Soybean rust: forecasting its risk for Minnesota
What is soybean rust and what is the concern?
Soybean rust is a destructive disease of soybeans that can spread quickly and cause considerable yield losses. The fungal pathogen that causes soybean rust cannot overwinter in the central U.S. because of the cold climate, Thus, the spores that are needed to initiate the disease during the summer must be transported from the southern U.S. and deposited in Minnesota before soybean rust can develop. After spore deposition, appropriate weather consisting of wet and cloudy conditions is also needed before this disease will develop to damaging levels in soybeans. Soybean rust has not been found in Minnesota, although the spores have been detected in Minnesota and the disease has been reported in northern Iowa.
Scouting for and managing soybean rust
Soybean rust causes small brown spots and blisters (pustules) on leaves of infected plants. Scouting and close examination of leaves with a hand lens, especially in the lower canopy, is required for early detection of soybean rust Once rust is detected in a field, or area, it is managed most effectively with foliar fungicide sprays.
Forecasting the risk of soybean rust in Minnesota
A soybean rust risk prediction model has been developed for Minnesota. The primary purpose of this forecasting system is to minimize crop loss and fungicide use by enabling more efficient and targeted scouting efforts for soybean rust and to provide an early warning system to enable timely fungicide applications. The model includes a long-range atmospheric spore transport and deposition module coupled to a leaf wetness module. Predictions are made on a daily basis for up to seven days in advance using forecast data from the US National Weather Service.
Use and interpretation of the Minnesota risk forecasting model
The overall prediction of soybean rust risk is based on combinations of daily relationships of atmospheric spore transport from confirmed soybean rust or source regions (www.sbrusa.net/) to the potential receptor locations in Minnesota soybean growing counties, and canopy wetness at the receptor locations. The risk scores are presented on a color-coded map for each day of the seven-day forecast period as shown below.

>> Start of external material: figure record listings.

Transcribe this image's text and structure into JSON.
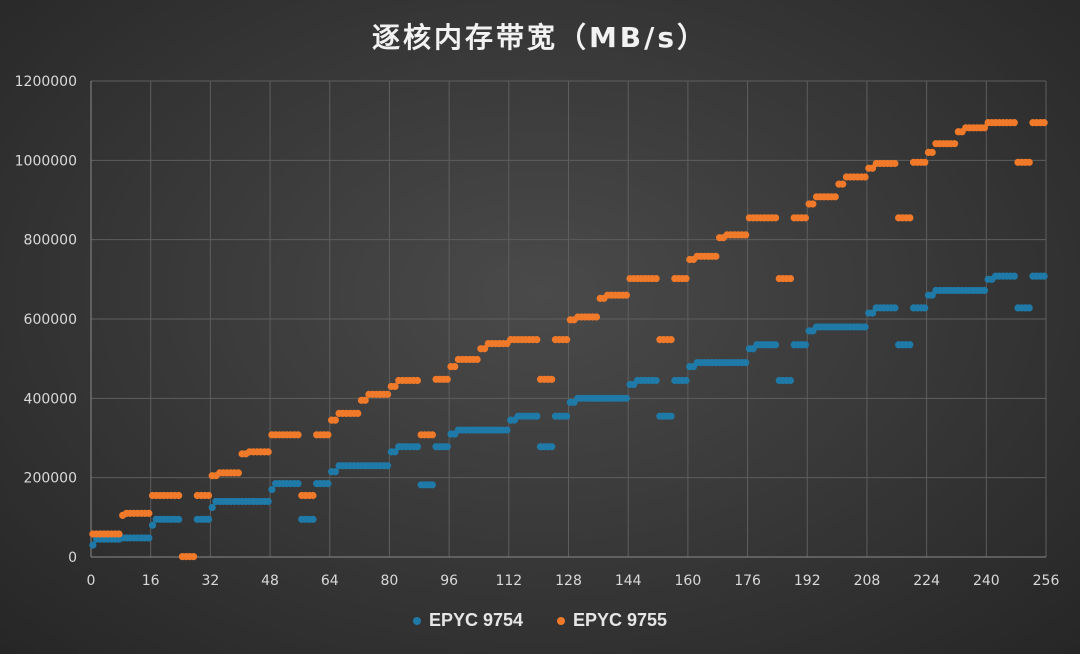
{
  "chart_data": {
    "type": "scatter",
    "title": "逐核内存带宽（MB/s）",
    "xlabel": "",
    "ylabel": "",
    "xlim": [
      0,
      256
    ],
    "ylim": [
      0,
      1200000
    ],
    "x_ticks": [
      "0",
      "16",
      "32",
      "48",
      "64",
      "80",
      "96",
      "112",
      "128",
      "144",
      "160",
      "176",
      "192",
      "208",
      "224",
      "240",
      "256"
    ],
    "y_ticks": [
      "0",
      "200000",
      "400000",
      "600000",
      "800000",
      "1000000",
      "1200000"
    ],
    "grid": true,
    "legend_position": "bottom",
    "series": [
      {
        "name": "EPYC 9754",
        "color": "#1f7aa8",
        "segments": [
          [
            0,
            1,
            30000
          ],
          [
            1,
            8,
            45000
          ],
          [
            8,
            16,
            48000
          ],
          [
            16,
            17,
            80000
          ],
          [
            17,
            24,
            95000
          ],
          [
            28,
            32,
            95000
          ],
          [
            32,
            33,
            125000
          ],
          [
            33,
            40,
            140000
          ],
          [
            40,
            48,
            140000
          ],
          [
            48,
            49,
            170000
          ],
          [
            49,
            56,
            185000
          ],
          [
            56,
            60,
            95000
          ],
          [
            60,
            64,
            185000
          ],
          [
            64,
            66,
            215000
          ],
          [
            66,
            72,
            230000
          ],
          [
            72,
            80,
            230000
          ],
          [
            80,
            82,
            265000
          ],
          [
            82,
            88,
            278000
          ],
          [
            88,
            92,
            182000
          ],
          [
            92,
            96,
            278000
          ],
          [
            96,
            98,
            310000
          ],
          [
            98,
            104,
            320000
          ],
          [
            104,
            112,
            320000
          ],
          [
            112,
            114,
            345000
          ],
          [
            114,
            120,
            355000
          ],
          [
            120,
            124,
            278000
          ],
          [
            124,
            128,
            355000
          ],
          [
            128,
            130,
            390000
          ],
          [
            130,
            136,
            400000
          ],
          [
            136,
            144,
            400000
          ],
          [
            144,
            146,
            435000
          ],
          [
            146,
            152,
            445000
          ],
          [
            152,
            156,
            355000
          ],
          [
            156,
            160,
            445000
          ],
          [
            160,
            162,
            480000
          ],
          [
            162,
            168,
            490000
          ],
          [
            168,
            176,
            490000
          ],
          [
            176,
            178,
            525000
          ],
          [
            178,
            184,
            535000
          ],
          [
            184,
            188,
            445000
          ],
          [
            188,
            192,
            535000
          ],
          [
            192,
            194,
            570000
          ],
          [
            194,
            200,
            580000
          ],
          [
            200,
            208,
            580000
          ],
          [
            208,
            210,
            615000
          ],
          [
            210,
            216,
            628000
          ],
          [
            216,
            220,
            535000
          ],
          [
            220,
            224,
            628000
          ],
          [
            224,
            226,
            660000
          ],
          [
            226,
            232,
            672000
          ],
          [
            232,
            240,
            672000
          ],
          [
            240,
            242,
            700000
          ],
          [
            242,
            248,
            708000
          ],
          [
            248,
            252,
            628000
          ],
          [
            252,
            256,
            708000
          ]
        ]
      },
      {
        "name": "EPYC 9755",
        "color": "#f07a2a",
        "segments": [
          [
            0,
            8,
            58000
          ],
          [
            8,
            9,
            105000
          ],
          [
            9,
            16,
            110000
          ],
          [
            16,
            24,
            155000
          ],
          [
            24,
            28,
            1000
          ],
          [
            28,
            32,
            155000
          ],
          [
            32,
            34,
            205000
          ],
          [
            34,
            40,
            212000
          ],
          [
            40,
            42,
            260000
          ],
          [
            42,
            48,
            265000
          ],
          [
            48,
            56,
            308000
          ],
          [
            56,
            60,
            155000
          ],
          [
            60,
            64,
            308000
          ],
          [
            64,
            66,
            345000
          ],
          [
            66,
            72,
            362000
          ],
          [
            72,
            74,
            395000
          ],
          [
            74,
            80,
            410000
          ],
          [
            80,
            82,
            430000
          ],
          [
            82,
            88,
            445000
          ],
          [
            88,
            92,
            308000
          ],
          [
            92,
            96,
            448000
          ],
          [
            96,
            98,
            480000
          ],
          [
            98,
            104,
            498000
          ],
          [
            104,
            106,
            525000
          ],
          [
            106,
            112,
            538000
          ],
          [
            112,
            120,
            548000
          ],
          [
            120,
            124,
            448000
          ],
          [
            124,
            128,
            548000
          ],
          [
            128,
            130,
            598000
          ],
          [
            130,
            136,
            605000
          ],
          [
            136,
            138,
            652000
          ],
          [
            138,
            144,
            660000
          ],
          [
            144,
            152,
            702000
          ],
          [
            152,
            156,
            548000
          ],
          [
            156,
            160,
            702000
          ],
          [
            160,
            162,
            750000
          ],
          [
            162,
            168,
            758000
          ],
          [
            168,
            170,
            805000
          ],
          [
            170,
            176,
            812000
          ],
          [
            176,
            184,
            855000
          ],
          [
            184,
            188,
            702000
          ],
          [
            188,
            192,
            855000
          ],
          [
            192,
            194,
            890000
          ],
          [
            194,
            200,
            908000
          ],
          [
            200,
            202,
            940000
          ],
          [
            202,
            208,
            958000
          ],
          [
            208,
            210,
            980000
          ],
          [
            210,
            216,
            992000
          ],
          [
            216,
            220,
            855000
          ],
          [
            220,
            224,
            995000
          ],
          [
            224,
            226,
            1020000
          ],
          [
            226,
            232,
            1042000
          ],
          [
            232,
            234,
            1072000
          ],
          [
            234,
            240,
            1082000
          ],
          [
            240,
            248,
            1095000
          ],
          [
            248,
            252,
            995000
          ],
          [
            252,
            256,
            1095000
          ]
        ]
      }
    ]
  }
}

The likelihood of soybean rust indicated by color coding on the map progresses with increasing probability from no known risk to the highest risk.
The four possible levels are:
1 (green) = no spore transport and no current/past spore deposition
2 (yellow) = spore transport but no current/past deposition with right leaf conditions or current/past spore deposition without right leaf conditions for disease
3 (orange) = current/past spore deposition with right leaf conditions
4 (red) = current and past spore deposition with right leaf conditions
Soybean rust risk forecast maps
The University of Minnesota Soybean Rust Forecasting system consists of three components: (1) regional weather conditions (supplied by the National Weather Service) found to be suitable for potential transport of the rust spores through the atmosphere from upwind source areas in the U.S. (e.g., Texas) into Minnesota; (2) conditions associated with deposition of rust spores onto the soybean canopy with rainfall or dry deposition processes in Minnesota; and (3) local weather conditions in Minnesota that favor leaf wetness for at least six hours which enables the spores to germinate. Once the spores germinate, it may take up to two weeks or more for infection and disease development. Note that because of that lengthy duration after spore germination before disease development and the uncertainties associated with daily weather forecasts into the future, predictions of disease development are not part of the Soybean Rust Forecasting System.

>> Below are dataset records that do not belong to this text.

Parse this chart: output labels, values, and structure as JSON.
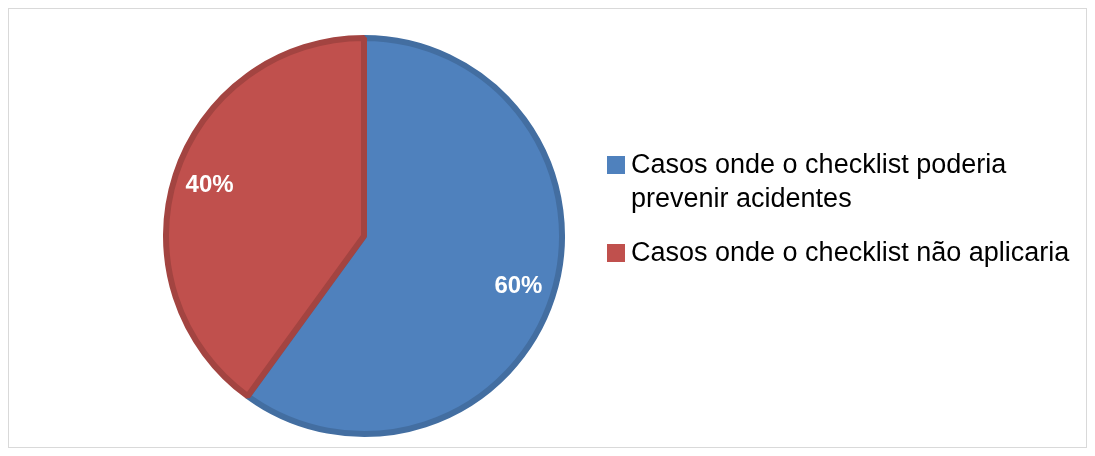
{
  "chart_data": {
    "type": "pie",
    "categories": [
      "Casos onde o checklist poderia prevenir acidentes",
      "Casos onde o checklist não aplicaria"
    ],
    "values": [
      60,
      40
    ],
    "colors": [
      "#4f81bd",
      "#c0504d"
    ],
    "value_labels": [
      "60%",
      "40%"
    ],
    "legend": "right"
  }
}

The Forecasting System in its present form predicts the risk for the arrival of rust spores into Minnesota and the potential for spore germination for up to seven days ahead of the time from any given day (one to seven days). Because of the uncertainties associated with weather forecasting, the accuracy of the predictions of the rust model progressively declines as the period following the forecast increases (e.g., 24, 48, 72 hours etc.). In other words, a 72-hour rust forecast will be less accurate than a 48-hour and a 48-hour forecast will be less accurate than a 24-hour prediction. Therefore, the forecasted information for the rust must be taken purely as an advisory and the user must treat the information with caution. The University of Minnesota cannot be held liable for any misuse or misinterpretation of the forecasted results.